Years ago, virii held more fear to the average punter as they would literally trash your o/s, data, everything. The thing is, these viruses did far less real damage than the trojans and botnets of today. We need some well meaning black hats to write some old school virii. Viruses that knock those old unpatched boxes right of the web. It's time we brought back the biff!
Not sure why you're moderated as flamebait, I was thinking the same thing.
Specifically, what Mac infections have you found and had to reformat the drive to remove?
I wonder, when they gain sanity and rise against their puny human masters,
Sounds like botnet owners read Ender's Game.

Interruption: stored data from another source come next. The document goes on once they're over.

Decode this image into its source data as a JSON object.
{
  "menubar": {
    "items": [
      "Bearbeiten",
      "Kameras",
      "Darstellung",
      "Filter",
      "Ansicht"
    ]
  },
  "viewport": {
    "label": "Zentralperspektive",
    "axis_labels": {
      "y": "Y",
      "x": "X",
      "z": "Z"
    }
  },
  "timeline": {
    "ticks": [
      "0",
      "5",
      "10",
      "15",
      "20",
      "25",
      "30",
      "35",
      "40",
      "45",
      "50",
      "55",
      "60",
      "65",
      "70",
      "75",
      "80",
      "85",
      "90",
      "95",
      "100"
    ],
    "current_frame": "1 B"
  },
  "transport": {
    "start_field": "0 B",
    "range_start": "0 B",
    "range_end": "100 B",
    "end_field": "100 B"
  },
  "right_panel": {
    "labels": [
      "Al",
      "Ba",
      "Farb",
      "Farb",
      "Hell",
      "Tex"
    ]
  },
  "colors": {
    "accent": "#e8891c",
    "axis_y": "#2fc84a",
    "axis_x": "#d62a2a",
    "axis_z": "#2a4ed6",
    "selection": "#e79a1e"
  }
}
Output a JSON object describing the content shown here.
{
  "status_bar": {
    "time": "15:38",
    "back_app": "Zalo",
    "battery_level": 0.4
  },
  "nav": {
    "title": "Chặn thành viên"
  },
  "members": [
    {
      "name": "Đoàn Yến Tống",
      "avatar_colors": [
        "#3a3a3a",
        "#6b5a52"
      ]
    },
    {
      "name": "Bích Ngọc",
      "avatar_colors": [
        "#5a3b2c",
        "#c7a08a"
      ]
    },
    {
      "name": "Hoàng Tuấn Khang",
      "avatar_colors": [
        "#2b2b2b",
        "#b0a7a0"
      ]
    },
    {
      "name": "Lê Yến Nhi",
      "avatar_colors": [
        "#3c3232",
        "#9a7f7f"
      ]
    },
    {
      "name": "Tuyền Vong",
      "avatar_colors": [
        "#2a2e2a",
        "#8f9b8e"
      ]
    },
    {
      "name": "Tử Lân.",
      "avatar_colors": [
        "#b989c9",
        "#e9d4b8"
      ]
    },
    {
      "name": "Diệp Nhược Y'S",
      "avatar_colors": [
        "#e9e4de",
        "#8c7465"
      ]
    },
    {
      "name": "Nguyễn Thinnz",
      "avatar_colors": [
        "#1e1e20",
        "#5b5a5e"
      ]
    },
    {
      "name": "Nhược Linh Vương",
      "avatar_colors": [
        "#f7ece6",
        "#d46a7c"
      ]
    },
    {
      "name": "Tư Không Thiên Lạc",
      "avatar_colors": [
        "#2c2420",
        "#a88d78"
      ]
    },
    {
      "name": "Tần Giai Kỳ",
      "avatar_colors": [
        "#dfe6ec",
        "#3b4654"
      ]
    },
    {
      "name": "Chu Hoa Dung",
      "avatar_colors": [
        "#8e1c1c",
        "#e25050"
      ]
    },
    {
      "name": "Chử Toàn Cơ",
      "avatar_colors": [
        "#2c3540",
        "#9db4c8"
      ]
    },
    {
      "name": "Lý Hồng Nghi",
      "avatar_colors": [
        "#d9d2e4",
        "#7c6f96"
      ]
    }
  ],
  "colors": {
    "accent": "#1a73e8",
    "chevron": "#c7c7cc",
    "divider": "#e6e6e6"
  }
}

So you are telling me instead of loading all the botnets with just a script to log on and receive commands, that a lot of them now are also quasi C&C centers...wow, imagine that, who would have thought, instead of making just drones, they are making more generals too....sounds a lot like C&C (command and conquer) strategy.... ; )
I always though the best botnet would be would compromised machines that uses torrent abilities to get pieces of itself that is still missing, but start with smaller parts, then once the full operation is up, you have a program running that is both a drone and general...the general part being the main build centers, as soon as a new torrent file is out, with the latest info for C&C strategies, it is propagated into all other drones using torrent streaming, almost immediate replication of the next phase of an attack vector....i would also use the dates of the torrent files to know which is the newest....and maybe hide the name of the file amongst many torrent sites, like a pdf doc or something, that has value on a quick look, but hidden within is the set of commands...
yeah, sounds like I might be busy this weekend after all.....
Decentralization makes things more robust. I think we've known that for about two decades now.
The iPhone doesn't have a signed code only policy. [...] The HTML5 isn't signed.
the HTML5 DOM exposed by Safari does not necessarily expose all useful hardware features.
HTML5 Quake [running on a Mac]
How many frames per second do you get on an iPhone running that app?